Last updated:
ID:
177048
Start date:
24 October 2024
Project status:
Current
Principal investigator:
Professor Cuiping Mao
Lead institution:
The Second Affiliated Hospital of Xi'an Jiaotong University, China

Chronic pain has a high incidence, high disability, causing severe burden for people throughout the world. There are 300 million participants suffering from chronic pain in China. The number is increasing at a rate of 10-20 million per year. Pain has been the third healthy problem followed by cardiovascular disease and cancer. However, the causes of chronic pain and its prognosis are largely unknown. Treatment of chronic pain is often unsatisfactory.

Accumulating evidence has suggested that chronic pain is a complex condition associated with a combination of biological, psychological and social factors. Chronic pain is often accompanied by cognitive decline and elevated dementia risk, as well as abnormal brain morphology and function. Neuroimaging is increasingly used in the pain study to unravel the brain-pain interaction mechanisms.

However, most neuroimaging studies for chronic pain are carried out with small sample sizes, making them difficult to reproduce in large and more diverse groups. In addition, these previous prospective studies have rarely been validated in out of-sample patients and the generalizability of the findings to new patients remain largely unknown. The UK Biobank provided a large-scale longitudinal dataset with multimodal magnetic resonance imaging data. This project will explore the brain abnormalities in chronic pain with the large-scale dataset and the dynamic alterations using the longitudinal data.

Machine learning and deep learning approaches have shown quite excellent performance in risk prediction, early diagnosis and prognosis evaluation of many diseases. Building on these ideas, we aim to use machine learning or deep learning to explore the risk factors contribution to the development of chronic pain and the associated cognitive dysfunction. This project will integrate comprehensive data, such as clinical psychological measures, imaging data, behavioral factors, environmental data.

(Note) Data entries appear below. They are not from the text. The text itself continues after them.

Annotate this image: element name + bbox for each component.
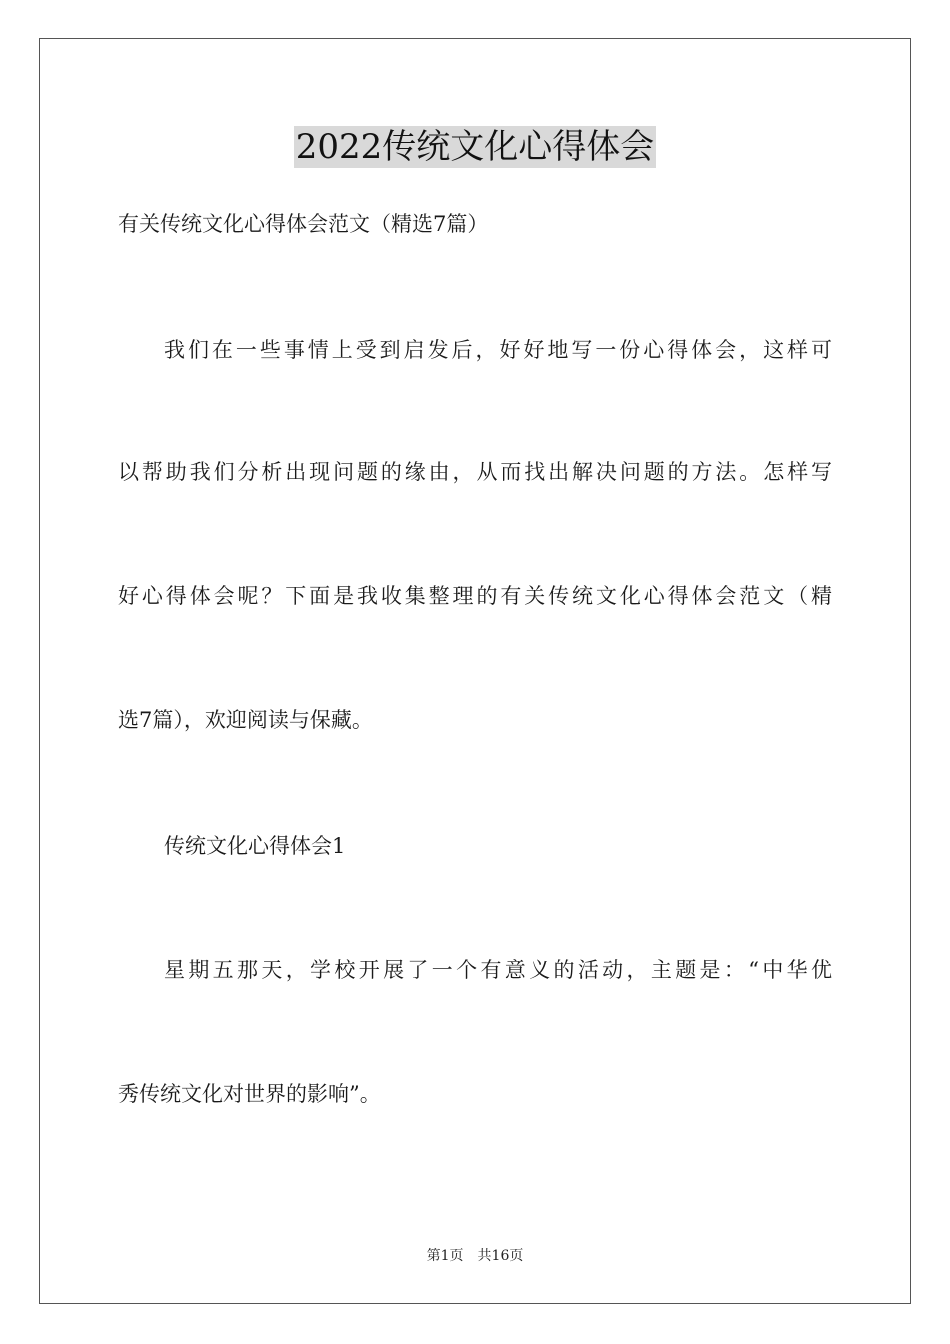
document-title: 2022传统文化心得体会	[295, 127, 655, 167]
document-subtitle: 有关传统文化心得体会范文（精选7篇）	[118, 212, 489, 236]
intro-line-4: 选7篇），欢迎阅读与保藏。	[118, 708, 373, 732]
title-container	[0, 126, 950, 168]
section-line-2: 秀传统文化对世界的影响”。	[118, 1082, 381, 1106]
section-line-1: 星期五那天，学校开展了一个有意义的活动，主题是：“中华优	[164, 958, 832, 982]
intro-line-1: 我们在一些事情上受到启发后，好好地写一份心得体会，这样可	[164, 338, 832, 362]
intro-line-3: 好心得体会呢？下面是我收集整理的有关传统文化心得体会范文（精	[118, 584, 832, 608]
section-heading: 传统文化心得体会1	[164, 834, 346, 858]
intro-line-2: 以帮助我们分析出现问题的缘由，从而找出解决问题的方法。怎样写	[118, 460, 832, 484]
page-footer	[0, 1246, 950, 1266]
page-number-total: 共16页	[477, 1248, 524, 1264]
page-number-current: 第1页	[426, 1248, 464, 1264]
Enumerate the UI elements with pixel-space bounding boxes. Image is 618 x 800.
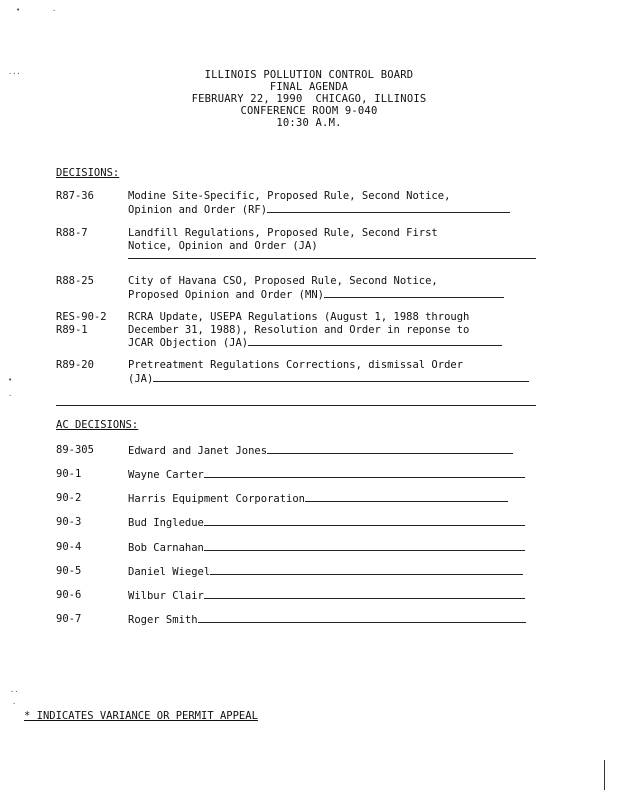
decision-text-line: JCAR Objection (JA) [128,337,249,349]
scan-speck: ··· [8,70,21,78]
scan-speck: • [8,376,13,384]
docket-number: 90-3 [56,516,82,528]
respondent-name: Edward and Janet Jones [128,445,268,457]
decision-text-line: Modine Site-Specific, Proposed Rule, Second Notice, [128,190,451,202]
signature-blank [248,336,502,346]
decisions-heading: DECISIONS: [56,167,120,179]
docket-number-secondary: R89-1 [56,323,88,336]
board-name: ILLINOIS POLLUTION CONTROL BOARD [204,69,414,81]
docket-number: 90-6 [56,589,82,601]
decision-text-line: Pretreatment Regulations Corrections, dismissal Order [128,359,464,371]
signature-blank [204,541,525,551]
docket-number: 90-7 [56,613,82,625]
respondent-name: Harris Equipment Corporation [128,493,306,505]
decision-text-line: Proposed Opinion and Order (MN) [128,288,324,301]
footnote [24,710,258,722]
scan-speck: · [52,7,57,15]
signature-blank [128,258,536,259]
docket-number: 90-1 [56,468,82,480]
docket-number: 90-5 [56,565,82,577]
agenda-title: FINAL AGENDA [269,81,349,93]
respondent-name: Wayne Carter [128,469,204,481]
docket-number: R88-25 [56,275,94,287]
scan-speck: · [8,392,13,400]
docket-number: RES-90-2 [56,311,107,323]
docket-number: 90-2 [56,492,82,504]
respondent-name: Roger Smith [128,614,198,626]
meeting-date-location: FEBRUARY 22, 1990 CHICAGO, ILLINOIS [191,93,427,105]
docket-number: R89-20 [56,359,94,371]
signature-blank [153,372,529,382]
signature-blank [267,203,510,213]
docket-number: 90-4 [56,541,82,553]
respondent-name: Wilbur Clair [128,590,204,602]
meeting-time: 10:30 A.M. [276,117,342,129]
signature-blank [267,444,513,454]
scan-edge-mark [604,760,605,790]
respondent-name: Bud Ingledue [128,517,204,529]
signature-blank [204,468,525,478]
signature-blank [305,492,508,502]
decision-text-line: (JA) [128,372,154,385]
signature-blank [204,589,525,599]
respondent-name: Daniel Wiegel [128,566,211,578]
decision-text-line: Opinion and Order (RF) [128,203,268,216]
decision-text-line: Landfill Regulations, Proposed Rule, Second First [128,227,438,239]
ac-decisions-heading: AC DECISIONS: [56,419,139,431]
decision-text-line: RCRA Update, USEPA Regulations (August 1, 1988 through [128,311,470,323]
footnote-text: * INDICATES VARIANCE OR PERMIT APPEAL [24,710,258,722]
respondent-name: Bob Carnahan [128,542,204,554]
docket-number: 89-305 [56,444,94,456]
signature-blank [204,516,525,526]
signature-blank [210,565,523,575]
decision-text-line: City of Havana CSO, Proposed Rule, Second Notice, [128,275,438,287]
meeting-room: CONFERENCE ROOM 9-040 [240,105,378,117]
scan-speck: • [16,6,21,14]
decision-text-line: December 31, 1988), Resolution and Order in reponse to [128,323,470,336]
scan-speck: · [12,700,17,708]
signature-blank [324,288,504,298]
agenda-header [0,69,618,129]
signature-blank [198,613,526,623]
decision-text-line: Notice, Opinion and Order (JA) [128,239,318,252]
docket-number: R87-36 [56,190,94,202]
separator-blank [56,405,536,406]
scan-speck: ·· [10,688,19,696]
docket-number: R88-7 [56,227,88,239]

We aimed to conduct this study in 3 years by using data from the UK Biobank. The result will provide models to find the risk factors of chronic pain and the concomitant cognitive decline. We also want to use this large dataset to explore the brain abnormalities in chronic pain and their dynamic alterations with longitudinal data. We will compare the results with previous small-sample and cross-sectional data. Ultimately, the results will help to clarify the brain modulation mechanism of chronic pain in large-scale datasets. Our results will add important knowledge to the management of chronic pain by clinicians.